February 13, 2019 | Eric Verbeten

Supercomputers, and the computational power they unleash, are a necessary part of generating accurate weather forecasts – forecasts that rely on numerical weather prediction (NWP) models.

The Space Science and Engineering Center (SSEC) is home to one of the largest supercomputers on the University of Wisconsin-Madison campus. That computer just received a $1.5 million upgrade through a grant from NOAA’s National Environmental Satellite, Data, and Information Service and the Center for Satellite Applications and Research to meet the demands of these increasingly complex models.

Weather models such as the Global Forecast System (GFS) and the European Center for Medium Range Forecast’s global model (ECMWF) require powerful supercomputers like SSEC’s S4 to run simulations and prediction models. Credit: SSEC

The upgrades came as part of a regular five-year plan to keep up with advancements in high performance computing and the ever-increasing size of atmospheric datasets coming from sources like weather satellites GOES-16 and NOAA-20.

Known as the Satellite Simulations and Data Assimilation Studies computer, or S4, the supercomputer looks like a typical server sitting inside a climate-controlled room. But beneath the blinking lights is a system designed and built by SSEC computer scientists to run a series of complex and massive computer programs, including NWP models, global climate models, and Observing System Simulation Experiments.

NWP models such as the National Centers for Environmental Prediction’s (NCEP) Global Forecast System (GFS) and the European Center for Medium Range Forecasts’ (ECMWF) Integrated Forecasting System (IFS) are used around the world to predict weather days in advance, from local rainfall events to hurricane tracks. Consisting of thousands of lines of code, these models rely on large datasets of atmospheric measurements – pressure, wind, temperature and moisture – to form a representation, or simulation, of the physical processes of the atmosphere over time. The resulting simulations are used to generate weather forecasts.

SSEC computer scientist Scott Nolin stands next to the S4 system which is housed within a climate controlled room in the UW-Madison Atmospheric, Oceanic and Space Sciences Building. The S4 recently received a $1.5 million upgrade to help improve weather modeling and predictions. Credit: SSEC

“The models that run on this system have a lot of interconnected pieces, with all the different variables affecting their neighbors,” says Scott Nolin, SSEC computer scientist. “To handle the massive amounts of data, the system must have a high-throughput while also having low latency.”

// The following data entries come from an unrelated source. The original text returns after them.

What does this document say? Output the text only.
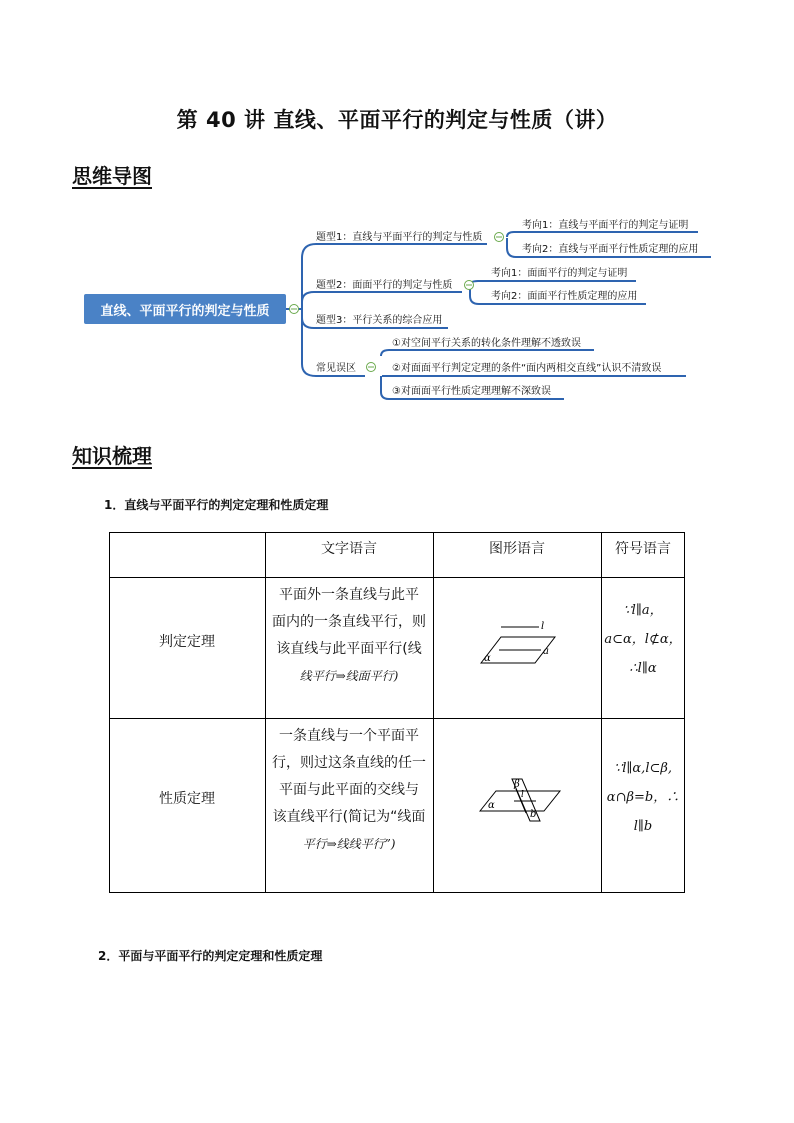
第 40 讲 直线、平面平行的判定与性质（讲）
思维导图
直线、平面平行的判定与性质
题型1：直线与平面平行的判定与性质
考向1：直线与平面平行的判定与证明
考向2：直线与平面平行性质定理的应用
题型2：面面平行的判定与性质
考向1：面面平行的判定与证明
考向2：面面平行性质定理的应用
题型3：平行关系的综合应用
常见误区
①对空间平行关系的转化条件理解不透致误
②对面面平行判定定理的条件“面内两相交直线”认识不清致误
③对面面平行性质定理理解不深致误
知识梳理
1．直线与平面平行的判定定理和性质定理
文字语言	图形语言	符号语言
判定定理
平面外一条直线与此平
面内的一条直线平行，则
该直线与此平面平行(线
线平行⇒线面平行)
l
a
α
∵l∥a，
a⊂α，l⊄α，
∴l∥α
性质定理
一条直线与一个平面平
行，则过这条直线的任一
平面与此平面的交线与
该直线平行(简记为“线面
平行⇒线线平行”)
β
l
α
b
∵l∥α,l⊂β,
α∩β=b，∴
l∥b
2．平面与平面平行的判定定理和性质定理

In total, the new S4 consists of 80 computers, 2,500 processors and four petabytes of storage, helping to reduce the time required to run simulation models. With everything running together, Nolin says the S4 has a theoretical performance limit of 120 teraflops, or 120 trillion floating point operations per second. For comparison, an average consumer laptop is capable of producing anywhere from 200 to 400 gigaflops. To run one of these weather models, a consumer laptop would take more than a year to complete one simulation, if it doesn’t crash. Nolin says that although the system is fast comparatively, it is a relative term when describing machines like the S4.

“Researchers will be quick to fully utilize the new system’s hardware capabilities by running higher resolution models,” he says. “However we will also see noticeable improvements in the wait-times for researchers looking to run their experiments.”

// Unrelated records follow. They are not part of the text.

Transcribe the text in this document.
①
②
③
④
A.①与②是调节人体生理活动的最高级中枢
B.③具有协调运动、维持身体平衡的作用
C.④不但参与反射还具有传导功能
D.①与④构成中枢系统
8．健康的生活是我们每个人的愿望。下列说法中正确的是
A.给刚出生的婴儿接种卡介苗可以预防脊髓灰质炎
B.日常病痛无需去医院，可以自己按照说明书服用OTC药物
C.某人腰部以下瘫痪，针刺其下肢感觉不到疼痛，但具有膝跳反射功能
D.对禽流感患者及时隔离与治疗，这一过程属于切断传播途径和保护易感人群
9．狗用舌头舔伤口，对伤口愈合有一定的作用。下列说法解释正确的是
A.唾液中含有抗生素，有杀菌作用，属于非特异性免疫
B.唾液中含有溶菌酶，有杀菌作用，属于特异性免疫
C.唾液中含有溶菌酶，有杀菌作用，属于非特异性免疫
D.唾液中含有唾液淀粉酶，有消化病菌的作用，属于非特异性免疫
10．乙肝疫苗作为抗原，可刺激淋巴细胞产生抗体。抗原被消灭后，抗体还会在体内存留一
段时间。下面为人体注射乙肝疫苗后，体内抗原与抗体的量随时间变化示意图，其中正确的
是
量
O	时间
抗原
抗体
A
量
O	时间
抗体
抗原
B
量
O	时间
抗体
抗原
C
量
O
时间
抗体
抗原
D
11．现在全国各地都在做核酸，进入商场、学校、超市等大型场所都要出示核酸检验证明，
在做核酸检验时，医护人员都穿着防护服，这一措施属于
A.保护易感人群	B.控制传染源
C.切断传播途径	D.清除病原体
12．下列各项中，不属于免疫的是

Among them are SSEC researcher Agnes Lim who uses the S4 system to test new methods of optimizing and assimilating hyperspectral infrared data from the Cross-track Infrared Sounder (CrIS) on NOAA-20. She says running a GFS simulation on the previous SSEC system can take as long as a day to complete depending on the resolution used. In most instances, the higher the resolution, the more accurate a forecast can be, but the tradeoff is time.

“These upgrades give us a way to test new ideas more quickly and efficiently, but also to run simulations at higher resolutions and ultimately improve data assimilation techniques,” says Lim.

In the last five years, the resolution of imagery and data from GOES-16 and other weather satellites has increased significantly. Facilities like SSEC’s Satellite Data Services receive and archive more than eight terabytes of data per day from 13 polar orbiting and geostationary satellites. The increased resolution is a boon for improving weather models, but remains an ever-growing challenge to build computer systems capable of crunching that data in a timely manner.

Nolin and his group work closely with researchers to help them run their simulations on the specialized machine and the team plans to have the new system online and ready for users by early Spring 2019. The S4 will continue to serve as a testbed for new ideas and experiments for improving weather models like the latest FV3-GFS model.

This work is supported by NOAA National Environmental Satellite, Data, and Information Service and the Center for Satellite Application and Research (NESDIS STAR).